How I Got Luhmann's 73,715-Card Archive in a Couple of Minutes
March 28, 2026 · Martijn AslanderNiklas Luhmann's Zettelkasten is legendary. Over 45 years, the German sociologist built a system of roughly 90,000 handwritten note cards that powered more than 50 books and 550 articles. It's the most famous example of networked note-taking in history.
Bielefeld University digitized the entire thing. Every card is scanned. Most are transcribed. They put it online at niklas-luhmann-archiv.de — and then made the exact mistake Luhmann would have predicted.
The irony
They built a JavaScript-heavy web application. You click through cards one by one. There's a search page. It renders beautifully. But there's no download button. No export. No "here's the dataset."
Luhmann wrote about exactly this kind of thing — systems that create access rituals instead of enabling genuine communication. The archive website is a presentation layer pretending to be an access layer.
The hidden API
Behind the website sits a BaseX XML database with a simple search API:
https://v0.api.niklas-luhmann-archiv.de/ZK/search
It takes a single q parameter containing a JSON query:
{
"page": 1,
"rows": 10000,
"fulltext": "",
"fuzzy": false,
"FTSearchMode": "and",
"zettelnummer": "",
"zettelnummerSearchMode": "starts-with",
"areas": [],
"ref": "",
"zks": ["1"]
}
Change zks to ["1"] for the first Zettelkasten (1951–1962) or ["2"] for the second (1963–1996). Crank rows up to 10,000 and paginate.
What you get
Each card comes back as a JSON object with:
transcriptionPreview— a preview of the transcribed text (truncated for longer cards; full transcriptions require individual TEI-XML requests)luhmann_number— Luhmann's original numbering systemmeta— card type, position in the physical archive, sectionfile— pointer to the original XML and scan imagesflags— whether a branch visualization exists
The download
Nine HTTP requests. Three for ZK I (22,079 cards), six for ZK II (51,636 cards). Three seconds of politeness delay between each. Total wall time: under 30 seconds.
ZK II: 51,636 cards — 63 MB
TOTAL: 73,715 cards — 100 MB
The script is 80 lines of bash and python. It resumes if interrupted, merges chunks into single files, and reports totals.
The missing ~16,000
The archive reports around 90,000 physical cards, but the API returns 73,715. The difference is the bibliographic sections (Auszüge 15–20 of ZK II), keyword registers (Schlagwortregister), and person registers — six sections of approximately 2,500–3,700 cards each that are catalogued separately. Sections 18–20 have not yet been published online. (Corrected thanks to Ton Zijlstra, who pointed to the archive's own documentation.)
What this enables
With the full dataset as JSON, you can:
- Build a local graph of Luhmann's cross-references
- Run full-text search across 45 years of thinking
- Analyze his numbering patterns and branching structure
- Train models on what actual long-term knowledge work looks like
- Study how his vocabulary and references evolved over time
The data was always there. It just needed someone to skip the presentation layer.
The script
#!/bin/bash
# Download Niklas Luhmann's complete Zettelkasten
API="https://v0.api.niklas-luhmann-archiv.de/ZK/search"
for zk_id in 1 2; do
page=1
while true; do
q="{\"page\":${page},\"rows\":10000,\"fulltext\":\"\",\"fuzzy\":false,\"FTSearchMode\":\"and\",\"zettelnummer\":\"\",\"zettelnummerSearchMode\":\"starts-with\",\"areas\":[],\"ref\":\"\",\"zks\":[\"${zk_id}\"]}"

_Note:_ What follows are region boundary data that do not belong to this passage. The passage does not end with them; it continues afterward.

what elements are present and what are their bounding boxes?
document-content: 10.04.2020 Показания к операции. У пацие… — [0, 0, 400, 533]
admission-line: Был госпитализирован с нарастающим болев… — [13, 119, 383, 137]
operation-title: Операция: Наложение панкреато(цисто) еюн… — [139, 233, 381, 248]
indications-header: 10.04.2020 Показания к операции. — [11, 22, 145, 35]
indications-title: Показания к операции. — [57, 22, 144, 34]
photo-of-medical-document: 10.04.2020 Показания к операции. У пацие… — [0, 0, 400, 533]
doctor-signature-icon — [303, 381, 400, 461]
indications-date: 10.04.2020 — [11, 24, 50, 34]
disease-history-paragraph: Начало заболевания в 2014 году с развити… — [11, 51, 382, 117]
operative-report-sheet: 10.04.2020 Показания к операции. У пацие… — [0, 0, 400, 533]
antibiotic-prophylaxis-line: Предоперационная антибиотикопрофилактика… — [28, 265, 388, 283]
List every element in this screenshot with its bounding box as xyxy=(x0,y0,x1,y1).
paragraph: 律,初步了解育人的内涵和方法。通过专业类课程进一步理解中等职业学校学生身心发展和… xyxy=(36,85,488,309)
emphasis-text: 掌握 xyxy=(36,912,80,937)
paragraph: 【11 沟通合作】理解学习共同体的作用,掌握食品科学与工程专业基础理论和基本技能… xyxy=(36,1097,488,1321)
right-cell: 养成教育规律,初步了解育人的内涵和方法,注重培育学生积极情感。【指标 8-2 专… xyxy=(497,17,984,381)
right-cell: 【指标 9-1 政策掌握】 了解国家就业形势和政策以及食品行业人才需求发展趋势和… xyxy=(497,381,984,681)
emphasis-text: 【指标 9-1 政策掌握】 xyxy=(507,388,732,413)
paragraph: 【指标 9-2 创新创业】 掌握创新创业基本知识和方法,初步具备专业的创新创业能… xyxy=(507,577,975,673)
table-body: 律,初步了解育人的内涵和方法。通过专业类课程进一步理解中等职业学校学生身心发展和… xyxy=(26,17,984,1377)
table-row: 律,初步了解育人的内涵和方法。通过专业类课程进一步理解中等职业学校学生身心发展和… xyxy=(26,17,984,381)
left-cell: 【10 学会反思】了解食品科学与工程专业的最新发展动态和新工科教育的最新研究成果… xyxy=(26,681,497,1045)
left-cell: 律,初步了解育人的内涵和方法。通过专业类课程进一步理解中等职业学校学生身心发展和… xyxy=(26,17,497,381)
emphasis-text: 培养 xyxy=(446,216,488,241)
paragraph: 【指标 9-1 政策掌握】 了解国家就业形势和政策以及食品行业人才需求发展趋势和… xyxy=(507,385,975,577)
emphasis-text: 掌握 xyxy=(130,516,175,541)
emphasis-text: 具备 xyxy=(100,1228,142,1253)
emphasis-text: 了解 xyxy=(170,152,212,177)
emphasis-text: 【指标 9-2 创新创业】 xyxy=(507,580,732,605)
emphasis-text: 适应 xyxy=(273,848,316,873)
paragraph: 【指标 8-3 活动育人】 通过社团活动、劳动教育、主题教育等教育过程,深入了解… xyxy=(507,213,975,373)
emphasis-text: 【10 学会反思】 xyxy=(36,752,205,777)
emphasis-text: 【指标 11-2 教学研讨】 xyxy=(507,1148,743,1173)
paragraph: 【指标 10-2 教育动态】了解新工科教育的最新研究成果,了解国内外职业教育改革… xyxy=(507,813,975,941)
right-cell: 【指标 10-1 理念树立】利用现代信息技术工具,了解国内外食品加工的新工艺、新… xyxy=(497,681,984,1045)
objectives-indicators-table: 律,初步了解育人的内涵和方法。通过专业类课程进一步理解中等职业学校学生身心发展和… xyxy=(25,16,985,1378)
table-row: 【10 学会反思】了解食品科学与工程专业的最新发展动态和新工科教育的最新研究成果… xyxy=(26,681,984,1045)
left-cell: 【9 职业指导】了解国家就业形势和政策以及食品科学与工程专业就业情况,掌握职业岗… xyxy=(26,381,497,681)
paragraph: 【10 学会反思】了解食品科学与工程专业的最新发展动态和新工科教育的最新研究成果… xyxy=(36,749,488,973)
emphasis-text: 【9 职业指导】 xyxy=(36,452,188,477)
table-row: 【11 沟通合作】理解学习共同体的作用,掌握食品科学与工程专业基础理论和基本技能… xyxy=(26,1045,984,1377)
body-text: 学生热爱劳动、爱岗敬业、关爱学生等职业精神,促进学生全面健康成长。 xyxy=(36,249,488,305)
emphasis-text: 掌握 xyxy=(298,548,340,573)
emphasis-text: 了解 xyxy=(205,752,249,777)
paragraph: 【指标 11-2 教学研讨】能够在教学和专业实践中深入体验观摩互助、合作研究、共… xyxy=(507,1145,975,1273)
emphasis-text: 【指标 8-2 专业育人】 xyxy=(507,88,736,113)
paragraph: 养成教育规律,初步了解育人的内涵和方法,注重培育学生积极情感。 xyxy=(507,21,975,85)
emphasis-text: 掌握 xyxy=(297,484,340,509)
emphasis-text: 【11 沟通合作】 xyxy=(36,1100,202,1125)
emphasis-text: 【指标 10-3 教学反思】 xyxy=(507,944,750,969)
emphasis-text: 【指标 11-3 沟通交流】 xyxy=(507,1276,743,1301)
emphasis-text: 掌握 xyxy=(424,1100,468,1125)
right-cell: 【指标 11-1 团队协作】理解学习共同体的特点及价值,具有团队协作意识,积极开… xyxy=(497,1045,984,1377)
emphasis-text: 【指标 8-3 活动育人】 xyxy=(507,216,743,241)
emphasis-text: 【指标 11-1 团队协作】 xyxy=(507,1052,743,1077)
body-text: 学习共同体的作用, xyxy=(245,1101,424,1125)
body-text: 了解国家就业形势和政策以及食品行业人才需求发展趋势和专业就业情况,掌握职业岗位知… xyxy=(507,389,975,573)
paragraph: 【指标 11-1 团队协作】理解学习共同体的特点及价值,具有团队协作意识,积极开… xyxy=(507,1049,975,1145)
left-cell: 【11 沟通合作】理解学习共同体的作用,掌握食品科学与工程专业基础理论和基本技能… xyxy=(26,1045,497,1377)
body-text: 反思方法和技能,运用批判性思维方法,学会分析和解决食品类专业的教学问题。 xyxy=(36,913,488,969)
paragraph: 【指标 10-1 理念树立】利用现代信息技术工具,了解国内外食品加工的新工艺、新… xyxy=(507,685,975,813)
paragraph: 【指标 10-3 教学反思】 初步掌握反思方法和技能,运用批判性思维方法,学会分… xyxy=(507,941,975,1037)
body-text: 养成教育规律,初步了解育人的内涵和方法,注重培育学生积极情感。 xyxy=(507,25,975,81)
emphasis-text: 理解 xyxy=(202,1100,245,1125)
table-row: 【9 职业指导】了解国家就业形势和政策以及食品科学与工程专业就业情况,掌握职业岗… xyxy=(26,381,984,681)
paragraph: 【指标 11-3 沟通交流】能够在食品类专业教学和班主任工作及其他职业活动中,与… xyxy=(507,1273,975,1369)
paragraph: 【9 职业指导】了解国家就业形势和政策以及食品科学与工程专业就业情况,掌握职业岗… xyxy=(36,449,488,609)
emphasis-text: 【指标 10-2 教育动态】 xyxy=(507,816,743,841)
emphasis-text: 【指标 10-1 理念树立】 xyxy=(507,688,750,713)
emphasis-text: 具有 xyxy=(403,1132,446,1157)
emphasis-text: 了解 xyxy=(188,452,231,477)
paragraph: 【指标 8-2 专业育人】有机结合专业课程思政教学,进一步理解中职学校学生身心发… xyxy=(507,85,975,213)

encoded=$(python3 -c "import urllib.parse; print(urllib.parse.quote('$q'))")
curl -s -o "zk${zk_id}_p${page}.json" "${API}?q=${encoded}"
count=$(python3 -c "import json; print(len(json.load(open('zk${zk_id}_p${page}.json')).get('results',[])))")
total=$(python3 -c "import json; print(json.load(open('zk${zk_id}_p${page}.json')).get('numberOfResults',0))")
echo "ZK $zk_id page $page: $count cards (of $total)"
[ "$count" -eq 0 ] || [ $((page * 10000)) -ge "$total" ] && break
page=$((page + 1))
sleep 3
done
done
That's it. Luhmann's life's work, in a curl loop.